Q702 is an orally available, selective Axl/Mer/CSF1R triple kinase inhibitor showing significant in vivo activity as monotherapy as well as in combination with anti-PD-1 antibody. Q702 not only modulates innate immune components such as myeloid derived suppressor cell (MDSC), tumor associated macrophage (TAM) in tumor micro-environment (TME), but also increases MHC I expression in tumor cell.
The Axl inhibitor program was licensed from Lead Discovery Center (LDC) and the Max-Planck Society at lead stage and further optimized by Qurient. The research program initially originated from Professor Axel Ullrich’s laboratory from the Max Planck Institute of Biochemistry, Martinsried/Germany.

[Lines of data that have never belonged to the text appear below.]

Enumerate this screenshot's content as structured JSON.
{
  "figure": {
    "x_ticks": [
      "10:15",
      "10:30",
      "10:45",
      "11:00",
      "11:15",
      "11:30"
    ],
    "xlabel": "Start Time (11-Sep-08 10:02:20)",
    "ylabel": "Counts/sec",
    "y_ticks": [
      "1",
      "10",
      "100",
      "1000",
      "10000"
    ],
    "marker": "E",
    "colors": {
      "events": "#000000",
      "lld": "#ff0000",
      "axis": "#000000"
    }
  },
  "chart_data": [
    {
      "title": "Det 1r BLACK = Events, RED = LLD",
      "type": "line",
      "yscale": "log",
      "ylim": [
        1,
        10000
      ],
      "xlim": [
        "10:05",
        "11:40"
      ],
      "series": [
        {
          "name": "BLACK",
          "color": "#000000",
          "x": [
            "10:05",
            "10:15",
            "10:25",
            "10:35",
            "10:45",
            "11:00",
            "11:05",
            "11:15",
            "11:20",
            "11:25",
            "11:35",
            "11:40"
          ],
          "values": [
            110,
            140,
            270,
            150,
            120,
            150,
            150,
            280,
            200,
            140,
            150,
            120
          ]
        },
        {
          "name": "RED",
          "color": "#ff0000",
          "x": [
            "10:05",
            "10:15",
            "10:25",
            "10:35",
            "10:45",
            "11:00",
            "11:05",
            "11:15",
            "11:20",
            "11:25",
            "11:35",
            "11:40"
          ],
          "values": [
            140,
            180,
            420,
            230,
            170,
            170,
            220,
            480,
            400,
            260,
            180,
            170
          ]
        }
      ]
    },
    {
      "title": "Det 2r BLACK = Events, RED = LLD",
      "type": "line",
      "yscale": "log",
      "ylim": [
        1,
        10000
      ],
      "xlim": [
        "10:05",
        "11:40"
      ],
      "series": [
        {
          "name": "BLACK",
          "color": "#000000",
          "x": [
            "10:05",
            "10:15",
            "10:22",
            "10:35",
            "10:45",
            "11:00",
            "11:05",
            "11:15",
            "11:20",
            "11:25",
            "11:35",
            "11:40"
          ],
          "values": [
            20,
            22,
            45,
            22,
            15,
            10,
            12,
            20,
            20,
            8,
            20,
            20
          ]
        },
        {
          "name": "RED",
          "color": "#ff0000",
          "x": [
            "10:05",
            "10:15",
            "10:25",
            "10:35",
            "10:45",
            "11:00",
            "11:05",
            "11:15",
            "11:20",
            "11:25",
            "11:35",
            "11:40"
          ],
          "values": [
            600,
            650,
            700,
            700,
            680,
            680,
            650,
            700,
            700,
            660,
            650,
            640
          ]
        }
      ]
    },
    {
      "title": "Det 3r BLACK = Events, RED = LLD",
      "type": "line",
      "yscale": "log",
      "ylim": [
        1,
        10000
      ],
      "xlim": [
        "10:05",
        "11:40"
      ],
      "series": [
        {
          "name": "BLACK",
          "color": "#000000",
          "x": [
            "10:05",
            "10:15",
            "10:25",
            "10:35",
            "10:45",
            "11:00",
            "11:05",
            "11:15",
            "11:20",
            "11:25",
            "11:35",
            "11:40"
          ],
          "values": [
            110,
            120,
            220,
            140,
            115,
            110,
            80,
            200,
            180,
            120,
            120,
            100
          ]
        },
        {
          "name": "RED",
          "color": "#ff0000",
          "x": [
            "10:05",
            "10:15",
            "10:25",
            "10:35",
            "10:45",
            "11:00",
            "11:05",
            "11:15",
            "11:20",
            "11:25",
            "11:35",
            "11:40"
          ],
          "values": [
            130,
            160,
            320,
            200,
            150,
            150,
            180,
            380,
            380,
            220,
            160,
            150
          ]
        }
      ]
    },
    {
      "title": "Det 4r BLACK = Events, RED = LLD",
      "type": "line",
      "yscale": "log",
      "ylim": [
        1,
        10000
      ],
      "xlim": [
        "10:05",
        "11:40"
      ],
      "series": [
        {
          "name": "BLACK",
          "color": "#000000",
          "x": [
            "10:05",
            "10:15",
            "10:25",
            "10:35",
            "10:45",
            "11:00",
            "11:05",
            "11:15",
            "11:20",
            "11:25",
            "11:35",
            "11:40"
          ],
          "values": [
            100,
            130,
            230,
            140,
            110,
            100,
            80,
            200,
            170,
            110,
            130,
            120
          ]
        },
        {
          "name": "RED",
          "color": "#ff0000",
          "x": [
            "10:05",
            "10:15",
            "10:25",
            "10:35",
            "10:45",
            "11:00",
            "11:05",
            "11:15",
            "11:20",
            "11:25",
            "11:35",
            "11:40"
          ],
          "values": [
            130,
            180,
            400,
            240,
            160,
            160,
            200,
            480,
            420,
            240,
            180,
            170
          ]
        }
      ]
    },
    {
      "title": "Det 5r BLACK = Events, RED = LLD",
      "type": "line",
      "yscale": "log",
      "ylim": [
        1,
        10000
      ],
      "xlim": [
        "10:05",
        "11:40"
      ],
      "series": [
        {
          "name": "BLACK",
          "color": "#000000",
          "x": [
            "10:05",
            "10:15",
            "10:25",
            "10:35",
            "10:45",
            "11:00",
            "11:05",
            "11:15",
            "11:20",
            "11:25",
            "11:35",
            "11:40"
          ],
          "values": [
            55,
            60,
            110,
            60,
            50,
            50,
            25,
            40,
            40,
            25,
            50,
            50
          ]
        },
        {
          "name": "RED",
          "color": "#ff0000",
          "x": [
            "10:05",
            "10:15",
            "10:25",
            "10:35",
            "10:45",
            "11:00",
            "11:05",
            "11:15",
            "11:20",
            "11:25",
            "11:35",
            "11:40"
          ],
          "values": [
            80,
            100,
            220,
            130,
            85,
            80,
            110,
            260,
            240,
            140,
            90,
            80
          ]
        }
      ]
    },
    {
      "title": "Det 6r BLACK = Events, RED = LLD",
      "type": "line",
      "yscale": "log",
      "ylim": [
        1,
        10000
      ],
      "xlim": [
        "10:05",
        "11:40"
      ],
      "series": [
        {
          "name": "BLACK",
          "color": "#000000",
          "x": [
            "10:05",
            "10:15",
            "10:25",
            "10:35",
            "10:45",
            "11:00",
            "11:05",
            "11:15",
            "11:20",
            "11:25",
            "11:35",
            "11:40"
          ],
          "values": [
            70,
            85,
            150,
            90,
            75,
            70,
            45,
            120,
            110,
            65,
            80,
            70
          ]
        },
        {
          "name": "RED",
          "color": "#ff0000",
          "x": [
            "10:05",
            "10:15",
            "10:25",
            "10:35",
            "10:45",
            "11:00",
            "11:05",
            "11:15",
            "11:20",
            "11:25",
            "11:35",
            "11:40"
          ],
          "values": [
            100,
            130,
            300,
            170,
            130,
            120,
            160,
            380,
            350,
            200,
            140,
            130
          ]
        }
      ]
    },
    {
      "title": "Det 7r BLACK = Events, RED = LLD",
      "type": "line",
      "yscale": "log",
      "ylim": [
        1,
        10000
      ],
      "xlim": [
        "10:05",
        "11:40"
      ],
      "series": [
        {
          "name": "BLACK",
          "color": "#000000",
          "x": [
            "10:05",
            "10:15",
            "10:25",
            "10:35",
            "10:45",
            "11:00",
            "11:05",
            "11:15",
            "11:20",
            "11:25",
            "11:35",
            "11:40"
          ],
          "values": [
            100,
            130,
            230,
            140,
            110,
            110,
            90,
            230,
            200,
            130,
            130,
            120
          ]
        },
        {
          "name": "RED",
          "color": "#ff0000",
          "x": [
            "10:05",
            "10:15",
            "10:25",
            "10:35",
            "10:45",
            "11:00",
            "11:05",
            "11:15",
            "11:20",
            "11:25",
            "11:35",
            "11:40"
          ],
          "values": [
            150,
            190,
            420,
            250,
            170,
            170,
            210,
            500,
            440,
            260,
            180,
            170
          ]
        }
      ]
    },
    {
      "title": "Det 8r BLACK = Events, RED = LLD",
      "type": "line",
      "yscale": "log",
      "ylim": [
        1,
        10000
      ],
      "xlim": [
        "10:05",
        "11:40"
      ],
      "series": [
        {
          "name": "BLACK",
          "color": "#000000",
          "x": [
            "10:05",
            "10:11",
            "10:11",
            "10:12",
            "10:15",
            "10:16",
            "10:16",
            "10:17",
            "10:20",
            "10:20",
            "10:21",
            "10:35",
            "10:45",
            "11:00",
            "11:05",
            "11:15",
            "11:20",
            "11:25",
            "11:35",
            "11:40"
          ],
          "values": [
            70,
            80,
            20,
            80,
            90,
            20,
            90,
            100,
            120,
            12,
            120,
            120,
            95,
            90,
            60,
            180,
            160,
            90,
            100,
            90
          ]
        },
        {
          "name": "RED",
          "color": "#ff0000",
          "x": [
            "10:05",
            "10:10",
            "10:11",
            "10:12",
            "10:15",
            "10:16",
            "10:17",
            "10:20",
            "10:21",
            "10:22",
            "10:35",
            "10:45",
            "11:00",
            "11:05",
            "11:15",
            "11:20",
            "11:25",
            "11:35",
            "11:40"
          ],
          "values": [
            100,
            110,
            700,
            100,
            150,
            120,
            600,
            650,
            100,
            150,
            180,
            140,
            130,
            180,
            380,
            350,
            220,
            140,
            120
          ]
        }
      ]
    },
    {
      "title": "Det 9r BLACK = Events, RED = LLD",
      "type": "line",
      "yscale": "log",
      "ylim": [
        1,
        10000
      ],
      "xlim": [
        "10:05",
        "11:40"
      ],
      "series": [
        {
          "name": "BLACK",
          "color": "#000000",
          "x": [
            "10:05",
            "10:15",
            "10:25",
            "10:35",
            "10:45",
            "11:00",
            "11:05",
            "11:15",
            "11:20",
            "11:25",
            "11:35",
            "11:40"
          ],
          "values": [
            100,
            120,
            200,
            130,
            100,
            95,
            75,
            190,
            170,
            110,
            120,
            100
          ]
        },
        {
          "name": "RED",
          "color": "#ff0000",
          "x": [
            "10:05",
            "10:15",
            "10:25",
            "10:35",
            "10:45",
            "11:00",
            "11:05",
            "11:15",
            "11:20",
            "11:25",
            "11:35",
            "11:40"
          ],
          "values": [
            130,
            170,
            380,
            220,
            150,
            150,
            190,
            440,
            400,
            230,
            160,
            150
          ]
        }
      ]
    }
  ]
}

"We are excited to see the progress in this project and are looking forward to the application in humans in the near future. With Qurient, we have identified an ideal partner for this project and we are more than happy about the results of our strategic partnership with them," said Matthias Stein-Gerlach, Senior Patent and Licensing Manager at Max-Planck Innovation GmbH.
"Reaching a clinical candidate for development is one of the most important milestones in our partnerships," adds Bert Klebl, CEO and CSO of the LDC. "Starting an early-stage collaboration with Ullrich’s lab from Max Planck, leading to a licensing agreement with Qurient, we jointly mastered the pharmaceutical research phase and are now very eager to receive the results from this drug candidate in patients. Starting with this program, we have since built a sustainable and strong partnership with our partner Qurient, focusing on the translation of innovative biology and drug discovery programs from LDC’s academic network."